2. Employ Big Data and Artificial Intelligence

MAP Health Management and IBM Watson Health are teaming to address relapse among Americans suffering from substance use disorder.

MAP will integrate Watson cognitive technologies into the MAP Recovery Network Platform to enhance the platform's existing capabilities around patient risk models. In doing so, it is anticipated that behavioral health and substance abuse treatment providers who use the MAP platform will be better able to predict and prevent nationwide incidence of relapse.

The companies also report that Aetna Behavioral Health is expected to deploy the Watson-powered MAP offering to help predict substance abuse relapses among its members

3. Get Them off the Market

The FDA requested at the beginning of June that Endo Pharmaceuticals remove its opioid pain medication, reformulated Opana ER, from the market over concerns that benefits of the drug may no longer outweigh its risks.

The FDA said it’s the first time the agency has taken steps to remove a currently marketed opioid pain medication from sale due to the public health consequences of abuse.

The FDA has requested that the company voluntarily remove reformulated Opana ER from the market. Should the company choose not to remove the product, the agency intends to take steps to formally require its removal by withdrawing approval.

4. Treat Pain Differently, Especially in the ED

The Colorado Hospital Association (CHA) launched an opioid safety pilot in eight hospitals and three freestanding emergency departments (FSEDs).

Pilot hospitals and FSEDs will implement the new CO-ACEP 2017 Opioid Prescribing and Treatment Guidelines with the goal of reducing the administration of opioids by ED clinicians.

Treatment guidelines recommend the use of alternatives to opioids (ALTOs), as a first-line treatment for pain rather than opioids.

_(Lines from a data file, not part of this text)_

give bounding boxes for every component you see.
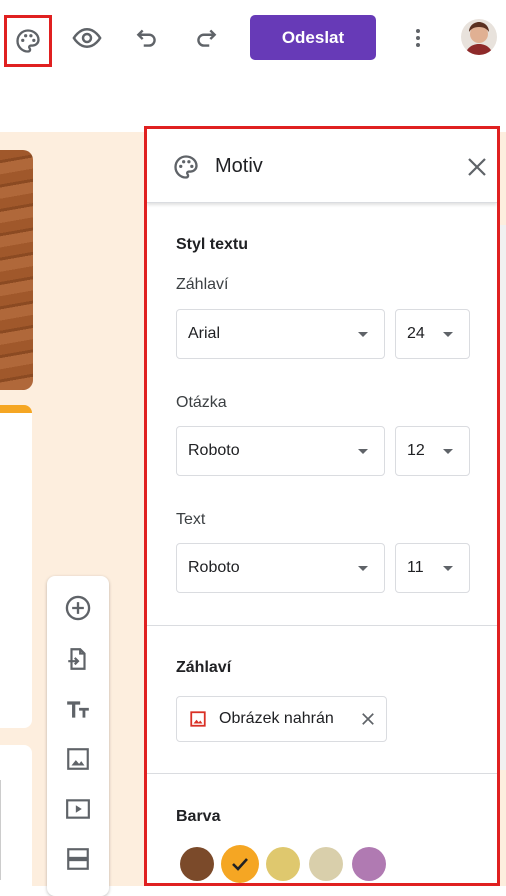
- chevron-down-icon: [358, 566, 368, 571]
- header-section-title: Záhlaví: [176, 659, 232, 676]
- header-image-chip-label: Obrázek nahrán: [219, 710, 334, 727]
- add-section-icon[interactable]: [63, 844, 93, 874]
- text-font-value: Roboto: [188, 559, 240, 576]
- undo-icon[interactable]: [127, 18, 167, 58]
- import-questions-icon[interactable]: [63, 644, 93, 674]
- question-font-select[interactable]: Roboto: [176, 426, 385, 476]
- chevron-down-icon: [443, 449, 453, 454]
- send-button[interactable]: Odeslat: [250, 15, 376, 60]
- question-card[interactable]: [0, 745, 32, 886]
- check-icon: [232, 858, 248, 871]
- title-text-icon[interactable]: [63, 694, 93, 724]
- header-font-value: Arial: [188, 325, 221, 342]
- color-swatch[interactable]: [221, 845, 259, 883]
- chevron-down-icon: [443, 566, 453, 571]
- page-scrollbar[interactable]: [500, 225, 506, 770]
- text-font-label: Text: [176, 511, 206, 528]
- palette-icon: [172, 153, 200, 186]
- image-icon: [189, 710, 207, 733]
- floating-toolbar: [47, 576, 109, 896]
- text-font-select[interactable]: Roboto: [176, 543, 385, 593]
- text-size-select[interactable]: 11: [395, 543, 470, 593]
- redo-icon[interactable]: [186, 18, 226, 58]
- panel-title: Motiv: [215, 155, 263, 177]
- more-vert-icon[interactable]: [398, 18, 438, 58]
- header-font-label: Záhlaví: [176, 276, 229, 293]
- add-question-icon[interactable]: [63, 593, 93, 623]
- top-bar: Odeslat: [0, 0, 506, 132]
- section-divider: [147, 625, 497, 626]
- question-font-value: Roboto: [188, 442, 240, 459]
- chevron-down-icon: [358, 332, 368, 337]
- question-size-value: 12: [407, 442, 425, 459]
- chevron-down-icon: [443, 332, 453, 337]
- add-image-icon[interactable]: [63, 744, 93, 774]
- header-size-select[interactable]: 24: [395, 309, 470, 359]
- question-font-label: Otázka: [176, 394, 227, 411]
- color-section-title: Barva: [176, 808, 221, 825]
- header-size-value: 24: [407, 325, 425, 342]
- color-swatch[interactable]: [309, 847, 343, 881]
- chevron-down-icon: [358, 449, 368, 454]
- avatar[interactable]: [461, 19, 497, 55]
- text-style-title: Styl textu: [176, 236, 249, 253]
- close-icon[interactable]: [465, 155, 489, 184]
- text-size-value: 11: [407, 559, 424, 576]
- color-swatch[interactable]: [266, 847, 300, 881]
- color-swatch[interactable]: [180, 847, 214, 881]
- eye-icon[interactable]: [67, 18, 107, 58]
- palette-icon[interactable]: [4, 15, 52, 67]
- remove-image-icon[interactable]: [359, 710, 377, 733]
- panel-header: Motiv: [147, 129, 497, 203]
- section-divider: [147, 773, 497, 774]
- header-image-chip[interactable]: Obrázek nahrán: [176, 696, 387, 742]
- question-size-select[interactable]: 12: [395, 426, 470, 476]
- theme-panel: Motiv Styl textu Záhlaví Arial 24 Otázka…: [144, 126, 500, 886]
- add-video-icon[interactable]: [63, 794, 93, 824]
- form-card[interactable]: [0, 405, 32, 728]
- header-image: [0, 150, 33, 390]
- color-swatch[interactable]: [352, 847, 386, 881]
- header-font-select[interactable]: Arial: [176, 309, 385, 359]
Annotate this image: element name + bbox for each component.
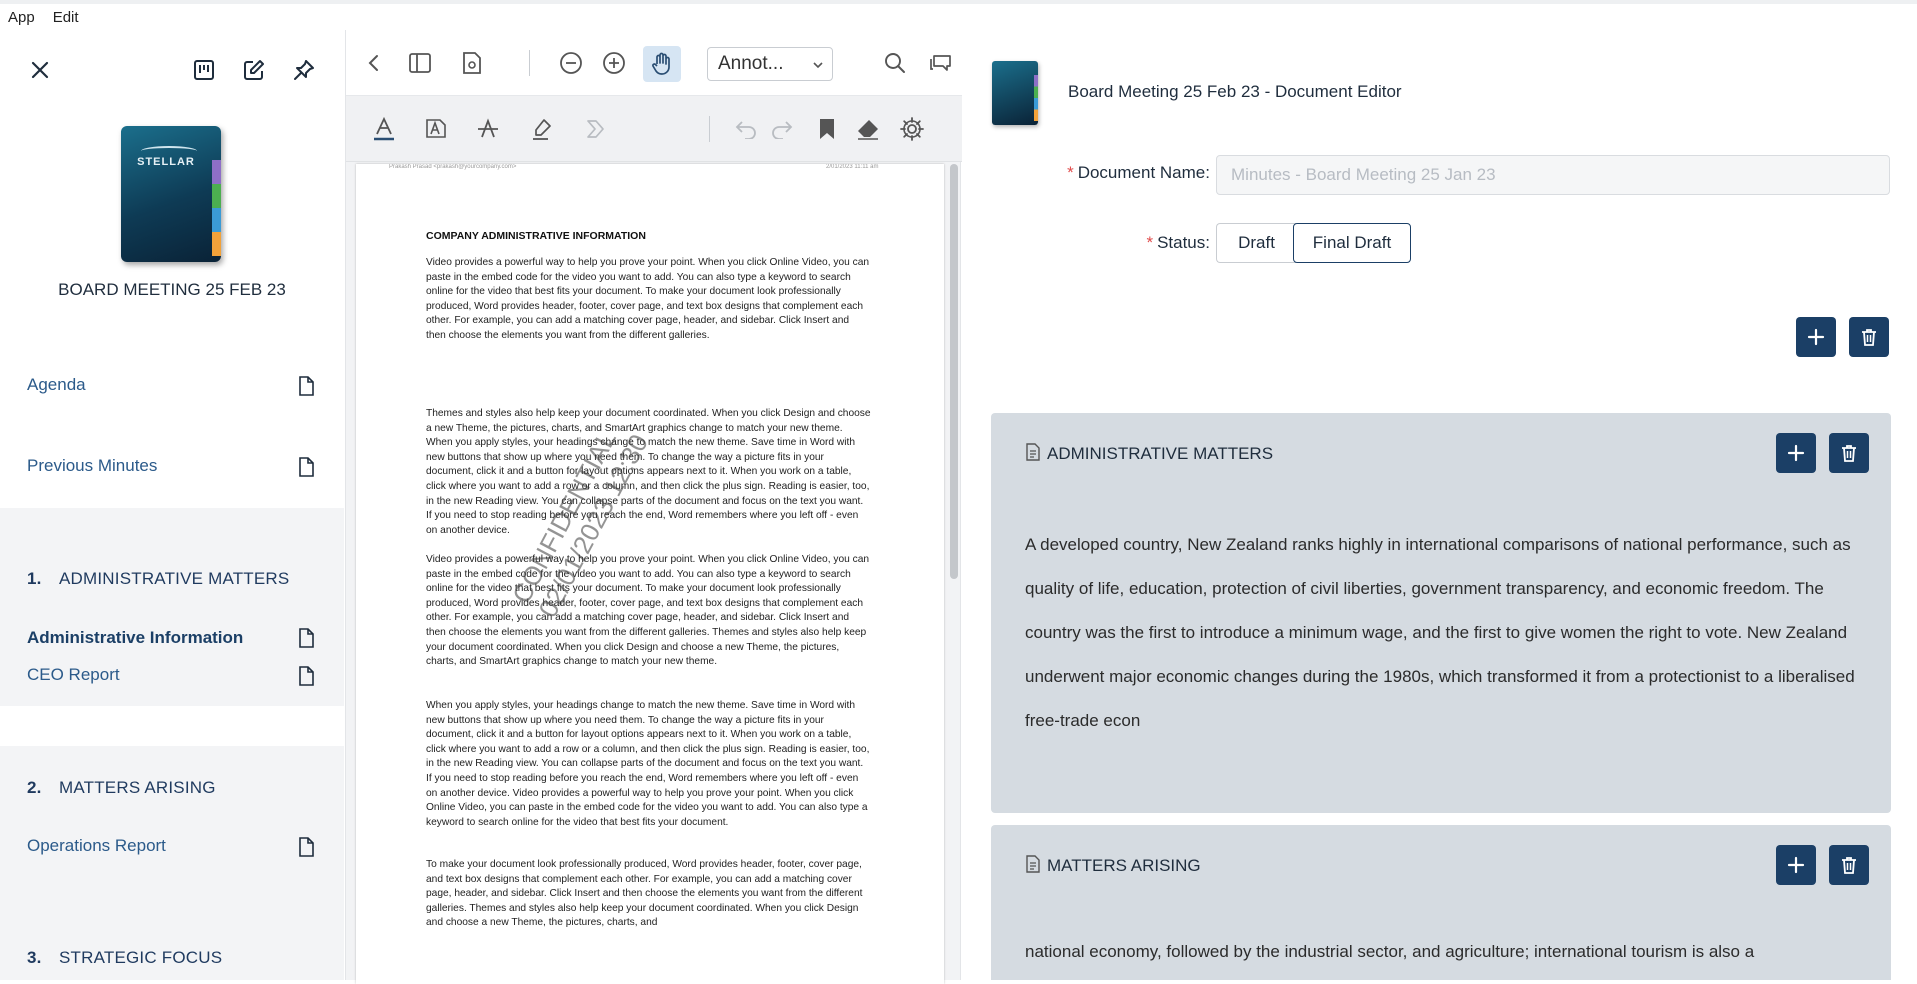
text-box-icon[interactable] <box>420 113 452 145</box>
section-heading-2[interactable]: 2. MATTERS ARISING <box>27 778 216 798</box>
agenda-section-card: ADMINISTRATIVE MATTERS A developed count… <box>991 413 1891 813</box>
sidebar-panel-icon[interactable] <box>404 47 436 79</box>
document-name-label: * Document Name: <box>1067 163 1210 182</box>
document-edit-icon <box>1026 443 1040 461</box>
card-body-text[interactable]: national economy, followed by the indust… <box>1025 930 1865 974</box>
sidebar-item-previous-minutes[interactable]: Previous Minutes <box>27 456 157 476</box>
section-heading-3[interactable]: 3. STRATEGIC FOCUS <box>27 948 222 968</box>
toolbar-divider <box>709 116 710 142</box>
add-button[interactable] <box>1776 433 1816 473</box>
document-editor: Board Meeting 25 Feb 23 - Document Edito… <box>962 30 1917 980</box>
meeting-sidebar: STELLAR BOARD MEETING 25 FEB 23 Agenda P… <box>0 30 344 980</box>
close-icon[interactable] <box>26 56 54 84</box>
gear-icon[interactable] <box>896 113 928 145</box>
chevron-down-icon <box>812 50 824 91</box>
menu-app[interactable]: App <box>8 9 35 26</box>
book-logo-text: STELLAR <box>137 156 195 168</box>
status-option-draft[interactable]: Draft <box>1216 223 1296 263</box>
back-icon[interactable] <box>358 47 390 79</box>
search-icon[interactable] <box>879 47 911 79</box>
strikethrough-icon[interactable] <box>472 113 504 145</box>
toolbar-divider <box>529 50 530 76</box>
annotation-mode-select[interactable]: Annot... <box>707 47 833 81</box>
menu-bar: App Edit <box>0 4 1917 30</box>
bookmark-icon[interactable] <box>811 113 843 145</box>
board-view-icon[interactable] <box>190 56 218 84</box>
page-paragraph: When you apply styles, your headings cha… <box>426 700 870 828</box>
text-color-icon[interactable] <box>368 113 400 145</box>
comments-icon[interactable] <box>924 47 956 79</box>
page-header-left: Prakash Prasad <prakash@yourcompany.com> <box>389 164 517 170</box>
sidebar-item-administrative-information[interactable]: Administrative Information <box>27 628 243 648</box>
delete-button[interactable] <box>1829 845 1869 885</box>
viewer-toolbar-annotate <box>346 96 962 162</box>
page-paragraph: Video provides a powerful way to help yo… <box>426 554 870 668</box>
delete-button[interactable] <box>1829 433 1869 473</box>
pin-icon[interactable] <box>290 56 318 84</box>
highlighter-icon[interactable] <box>526 113 558 145</box>
pan-hand-icon[interactable] <box>643 46 681 82</box>
card-title: MATTERS ARISING <box>1025 855 1201 876</box>
section-band <box>0 746 344 916</box>
section-heading-1[interactable]: 1. ADMINISTRATIVE MATTERS <box>27 569 289 589</box>
page-paragraph: Themes and styles also help keep your do… <box>426 408 871 536</box>
card-title: ADMINISTRATIVE MATTERS <box>1025 443 1273 464</box>
file-icon[interactable] <box>298 628 314 648</box>
zoom-out-icon[interactable] <box>555 47 587 79</box>
meeting-book-thumbnail <box>992 61 1038 125</box>
sidebar-item-ceo-report[interactable]: CEO Report <box>27 665 120 685</box>
add-button[interactable] <box>1796 317 1836 357</box>
card-body-text[interactable]: A developed country, New Zealand ranks h… <box>1025 523 1865 743</box>
status-label: * Status: <box>1146 233 1210 252</box>
sidebar-item-agenda[interactable]: Agenda <box>27 375 86 395</box>
file-icon[interactable] <box>298 457 314 477</box>
sidebar-item-operations-report[interactable]: Operations Report <box>27 836 166 856</box>
page-paragraph: Video provides a powerful way to help yo… <box>426 257 870 341</box>
edit-icon[interactable] <box>240 56 268 84</box>
file-icon[interactable] <box>298 837 314 857</box>
editor-title: Board Meeting 25 Feb 23 - Document Edito… <box>1068 82 1402 101</box>
page-header-right: 2/01/2023 11:11 am <box>826 164 879 170</box>
eraser-icon[interactable] <box>852 113 884 145</box>
document-name-input[interactable]: Minutes - Board Meeting 25 Jan 23 <box>1216 155 1890 195</box>
add-button[interactable] <box>1776 845 1816 885</box>
meeting-title: BOARD MEETING 25 FEB 23 <box>58 280 286 299</box>
pdf-viewer: Annot... Prakash Prasad <prakash@yourcom… <box>345 30 962 984</box>
pdf-page[interactable]: Prakash Prasad <prakash@yourcompany.com>… <box>356 164 944 984</box>
agenda-section-card: MATTERS ARISING national economy, follow… <box>991 825 1891 980</box>
file-icon[interactable] <box>298 666 314 686</box>
meeting-book-cover: STELLAR <box>121 126 221 262</box>
status-option-final-draft[interactable]: Final Draft <box>1293 223 1411 263</box>
file-icon[interactable] <box>298 376 314 396</box>
zoom-in-icon[interactable] <box>598 47 630 79</box>
undo-icon[interactable] <box>730 113 762 145</box>
page-heading: COMPANY ADMINISTRATIVE INFORMATION <box>426 230 646 242</box>
page-paragraph: To make your document look professionall… <box>426 859 863 929</box>
viewer-scrollbar[interactable] <box>950 164 958 579</box>
document-edit-icon <box>1026 855 1040 873</box>
redo-icon[interactable] <box>766 113 798 145</box>
shape-tool-icon[interactable] <box>579 113 611 145</box>
viewer-toolbar-primary: Annot... <box>346 30 962 96</box>
delete-button[interactable] <box>1849 317 1889 357</box>
menu-edit[interactable]: Edit <box>53 9 79 26</box>
page-settings-icon[interactable] <box>456 47 488 79</box>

A pilot program is necessary to gather data, establish best practices and determine the efficacy of using ALTOs for the management of acute pain, CHA said.

Unlike opioids which are used for all types of pain, the ALTO technique addresses different types of pain such as kidney stones, migraines, or back spasms, using a specific, targeted approach to address the root causes of the pain.

5. Prescribe Heroin

Health Canada has enabled access to diacetylmorphine (pharmaceutical-grade heroin) through its Special Access Programme, which “provides access to nonmarketed drugs for practitioners treating patients with serious or life-threatening conditions when conventional therapies have failed, are unsuitable, or unavailable.”

Research has shown that prescribing heroin reduces the use of illicit street heroin, which is often associated with overdoses and crime.

So far, the Crosstown Clinic in Vancouver has taken the lead here, saying it’s the the only clinic in North America to offer diacetylmorphine within a “supervised clinical setting to chronic substance use patients.”

6. Use a TimerCap

The California-based company TimerCap offers a prescription bottle cap with a built-in LCD stopwatch timer, which shows the time since a patient has last taken their medication.

It’s also tamper resistant since the clock resets as soon as the bottle is opened, which can alert a patient to someone else taking their medicine.

7. Minimize Early Exposure Risks

Express Scripts has launched an Advanced Opioid Management program that includes education and outreach for to patients when they’re prescribed a new opioid.

In a recent pilot study of more than 100,000 Express Scripts members new to opioid therapy, Express Scripts observed a 38% reduction in hospitalizations and a 40% reduction in ED visits in the intervention group versus the control group during six months of follow-up.

Half of patients received an educational letter from the Express Scripts Neuroscience Therapeutic Resource Center (TRC), and half received no intervention at all. A subset of patients receiving the TRC educational letter who had high-risk patterns of opioid use also received a counseling call from a TRC specialist pharmacist.

Among this subset, Express Scripts observed a 19% decrease in the day's supply of opioid dispensing during six months of follow-up. 

Alexandra Wilson Pecci is an editor for HealthLeaders.